Suasana tenang, aman, dan damai merupakan dambaan semua orang. Sayangnya, akhir-akhir ini kita melihat beragam peristiwa yang jauh dari dambaan kita itu. Konflik, peperangan, dan penderitaan terjadi di mana-mana. Kedamaian lenyap dalam hidup kita.
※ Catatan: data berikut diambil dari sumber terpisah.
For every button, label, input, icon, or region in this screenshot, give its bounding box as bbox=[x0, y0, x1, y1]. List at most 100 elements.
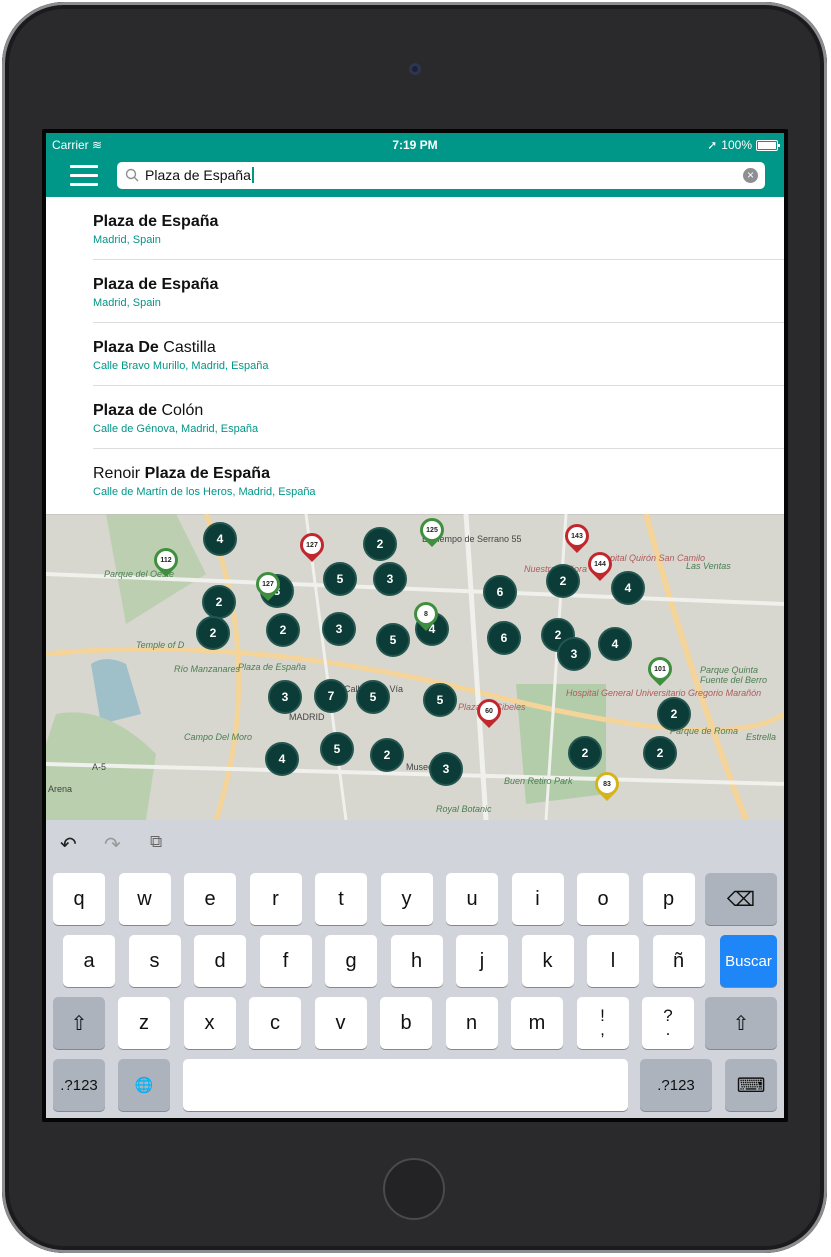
map-cluster-marker[interactable]: 2 bbox=[266, 613, 300, 647]
map-cluster-marker[interactable]: 4 bbox=[265, 742, 299, 776]
result-subtitle: Madrid, Spain bbox=[93, 297, 161, 309]
space-key[interactable] bbox=[183, 1059, 628, 1111]
key-char[interactable]: m bbox=[511, 997, 563, 1049]
map-cluster-marker[interactable]: 4 bbox=[598, 627, 632, 661]
text-caret bbox=[251, 167, 254, 183]
search-results-list: Plaza de España Madrid, Spain Plaza de E… bbox=[46, 197, 784, 514]
map-cluster-marker[interactable]: 6 bbox=[487, 621, 521, 655]
map-label: Temple of D bbox=[136, 640, 185, 650]
map-cluster-marker[interactable]: 4 bbox=[611, 571, 645, 605]
key-w[interactable]: w bbox=[118, 873, 171, 925]
map-cluster-marker[interactable]: 3 bbox=[322, 612, 356, 646]
key-char[interactable]: ?. bbox=[642, 997, 694, 1049]
map-cluster-marker[interactable]: 2 bbox=[657, 697, 691, 731]
key-a[interactable]: a bbox=[63, 935, 115, 987]
clear-icon[interactable]: × bbox=[743, 168, 758, 183]
key-e[interactable]: e bbox=[184, 873, 236, 925]
key-l[interactable]: l bbox=[587, 935, 639, 987]
key-char[interactable]: n bbox=[445, 997, 498, 1049]
map-cluster-marker[interactable]: 4 bbox=[203, 522, 237, 556]
map-cluster-marker[interactable]: 5 bbox=[320, 732, 354, 766]
map-cluster-marker[interactable]: 2 bbox=[643, 736, 677, 770]
result-subtitle: Calle de Martín de los Heros, Madrid, Es… bbox=[93, 486, 316, 498]
camera-icon bbox=[409, 63, 421, 75]
key-k[interactable]: k bbox=[521, 935, 574, 987]
backspace-key[interactable]: ⌫ bbox=[705, 873, 777, 925]
key-f[interactable]: f bbox=[259, 935, 312, 987]
result-title-rest: Colón bbox=[157, 402, 204, 419]
map-cluster-marker[interactable]: 2 bbox=[370, 738, 404, 772]
key-u[interactable]: u bbox=[446, 873, 498, 925]
map-label: Las Ventas bbox=[686, 561, 731, 571]
result-item[interactable]: Plaza de España Madrid, Spain bbox=[46, 197, 784, 260]
result-title-match: Plaza de bbox=[93, 402, 158, 419]
key-y[interactable]: y bbox=[380, 873, 433, 925]
key-d[interactable]: d bbox=[194, 935, 246, 987]
result-item[interactable]: Plaza De Castilla Calle Bravo Murillo, M… bbox=[46, 323, 784, 386]
key-i[interactable]: i bbox=[511, 873, 564, 925]
shift-key-right[interactable]: ⇧ bbox=[705, 997, 777, 1049]
map-view[interactable]: Parque del Oeste Temple of D Río Manzanare… bbox=[46, 514, 784, 820]
key-q[interactable]: q bbox=[53, 873, 105, 925]
result-title-match: Plaza de España bbox=[93, 276, 219, 293]
result-subtitle: Calle Bravo Murillo, Madrid, España bbox=[93, 360, 269, 372]
key-char[interactable]: x bbox=[183, 997, 236, 1049]
search-return-key[interactable]: Buscar bbox=[720, 935, 777, 987]
map-cluster-marker[interactable]: 5 bbox=[376, 623, 410, 657]
map-cluster-marker[interactable]: 3 bbox=[373, 562, 407, 596]
key-t[interactable]: t bbox=[315, 873, 367, 925]
key-ñ[interactable]: ñ bbox=[652, 935, 705, 987]
numbers-key[interactable]: .?123 bbox=[53, 1059, 105, 1111]
map-label: Plaza de España bbox=[238, 662, 307, 672]
key-r[interactable]: r bbox=[249, 873, 302, 925]
map-cluster-marker[interactable]: 6 bbox=[483, 575, 517, 609]
pin-label: 83 bbox=[598, 775, 616, 793]
battery-icon bbox=[756, 139, 780, 151]
result-item[interactable]: Renoir Plaza de España Calle de Martín d… bbox=[46, 449, 784, 512]
result-subtitle: Madrid, Spain bbox=[93, 234, 161, 246]
screen: Carrier ≋ 7:19 PM ➚ 100% Plaza de España … bbox=[46, 133, 784, 1118]
result-item[interactable]: Plaza de España Madrid, Spain bbox=[46, 260, 784, 323]
key-p[interactable]: p bbox=[642, 873, 695, 925]
numbers-key-right[interactable]: .?123 bbox=[640, 1059, 712, 1111]
key-char[interactable]: v bbox=[314, 997, 367, 1049]
key-j[interactable]: j bbox=[456, 935, 508, 987]
map-label: Río Manzanares bbox=[174, 664, 241, 674]
key-char[interactable]: b bbox=[380, 997, 432, 1049]
map-cluster-marker[interactable]: 2 bbox=[202, 585, 236, 619]
location-arrow-icon: ➚ bbox=[707, 138, 718, 152]
map-cluster-marker[interactable]: 2 bbox=[568, 736, 602, 770]
map-label: MADRID bbox=[289, 712, 325, 722]
key-char[interactable]: !, bbox=[576, 997, 629, 1049]
map-label: Hospital General Universitario Gregorio … bbox=[566, 688, 762, 698]
top-navigation-bar: Plaza de España × bbox=[46, 155, 784, 197]
key-glyph: . bbox=[665, 1020, 671, 1039]
map-cluster-marker[interactable]: 2 bbox=[546, 564, 580, 598]
search-input[interactable]: Plaza de España × bbox=[117, 162, 765, 189]
key-char[interactable]: c bbox=[249, 997, 301, 1049]
key-char[interactable]: z bbox=[118, 997, 170, 1049]
redo-icon[interactable]: ↷ bbox=[104, 832, 121, 857]
map-cluster-marker[interactable]: 2 bbox=[363, 527, 397, 561]
key-o[interactable]: o bbox=[577, 873, 629, 925]
map-cluster-marker[interactable]: 7 bbox=[314, 679, 348, 713]
paste-icon[interactable]: ⧉ bbox=[150, 832, 162, 852]
map-cluster-marker[interactable]: 2 bbox=[196, 616, 230, 650]
key-h[interactable]: h bbox=[390, 935, 443, 987]
map-cluster-marker[interactable]: 3 bbox=[268, 680, 302, 714]
home-button[interactable] bbox=[383, 1158, 445, 1220]
map-cluster-marker[interactable]: 5 bbox=[423, 683, 457, 717]
key-g[interactable]: g bbox=[325, 935, 377, 987]
map-cluster-marker[interactable]: 5 bbox=[356, 680, 390, 714]
key-s[interactable]: s bbox=[128, 935, 181, 987]
status-bar: Carrier ≋ 7:19 PM ➚ 100% bbox=[46, 133, 784, 155]
map-cluster-marker[interactable]: 3 bbox=[429, 752, 463, 786]
undo-icon[interactable]: ↶ bbox=[60, 832, 77, 857]
map-cluster-marker[interactable]: 5 bbox=[323, 562, 357, 596]
map-cluster-marker[interactable]: 3 bbox=[557, 637, 591, 671]
keyboard-dismiss-icon[interactable]: ⌨ bbox=[725, 1059, 777, 1111]
menu-icon[interactable] bbox=[70, 165, 98, 187]
globe-icon[interactable]: 🌐 bbox=[118, 1059, 170, 1111]
result-item[interactable]: Plaza de Colón Calle de Génova, Madrid, … bbox=[46, 386, 784, 449]
shift-key[interactable]: ⇧ bbox=[53, 997, 105, 1049]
Para murid mengalami situasi yang mengguncangkan setelah kematian Yesus. Meski berita kebangkitan telah mereka dengar, berita itu tampaknya tidak meyakinkan mereka. Mereka mengunci diri karena takut. Pada saat itulah Yesus hadir dan menyapa, "Damai sejahtera bagi kamu!" Sapaan itu menyejukkan sekaligus memecahkan keragu-raguan mereka terhadap berita kebangkitan Yesus. Yesus telah menampakkan diri dan menguatkan mereka. Hingga tiga kali Yesus berkata demikian kepada para murid. Kali ketiga, Tomas yang penuh keraguan ada di antara para murid. Ia lantas menyatakan imannya setelah melihat tanda-tanda yang diperlihatkan Yesus. Tindakan Yesus itu menguatkan para murid pada waktu itu dan kita pada saat ini. Kita yang tidak pernah melihat Yesus juga diajak untuk percaya kepada-Nya. Untuk kita jugalah, Ia berkata, "Berbahagialah mereka yang tidak melihat namun percaya."
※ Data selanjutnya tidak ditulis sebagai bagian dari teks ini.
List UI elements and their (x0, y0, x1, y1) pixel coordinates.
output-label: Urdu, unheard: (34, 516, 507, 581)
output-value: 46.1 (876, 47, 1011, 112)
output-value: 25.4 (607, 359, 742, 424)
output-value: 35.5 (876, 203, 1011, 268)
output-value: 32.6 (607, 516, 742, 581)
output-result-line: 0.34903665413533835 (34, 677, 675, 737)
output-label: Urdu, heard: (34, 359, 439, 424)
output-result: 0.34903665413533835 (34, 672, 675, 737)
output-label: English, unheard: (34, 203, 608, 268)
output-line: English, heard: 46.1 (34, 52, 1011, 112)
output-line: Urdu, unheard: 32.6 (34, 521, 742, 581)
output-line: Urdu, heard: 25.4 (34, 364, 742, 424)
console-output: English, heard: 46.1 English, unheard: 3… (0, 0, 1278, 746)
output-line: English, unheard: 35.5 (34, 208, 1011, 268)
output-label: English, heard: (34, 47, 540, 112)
Salah satu wujud kehadiran Allah dalam hidup ialah adanya kedamaian. Kedamaian mengubah ketakutan menjadi keberanian. Keragu-raguan pun diubah menjadi keyakinan untuk bersaksi tentang Kristus.

 


Doa:

Tuhan, buatlah kami makin yakin akan kasih dan penyertaan-Mu dalam hidup kami. Amin.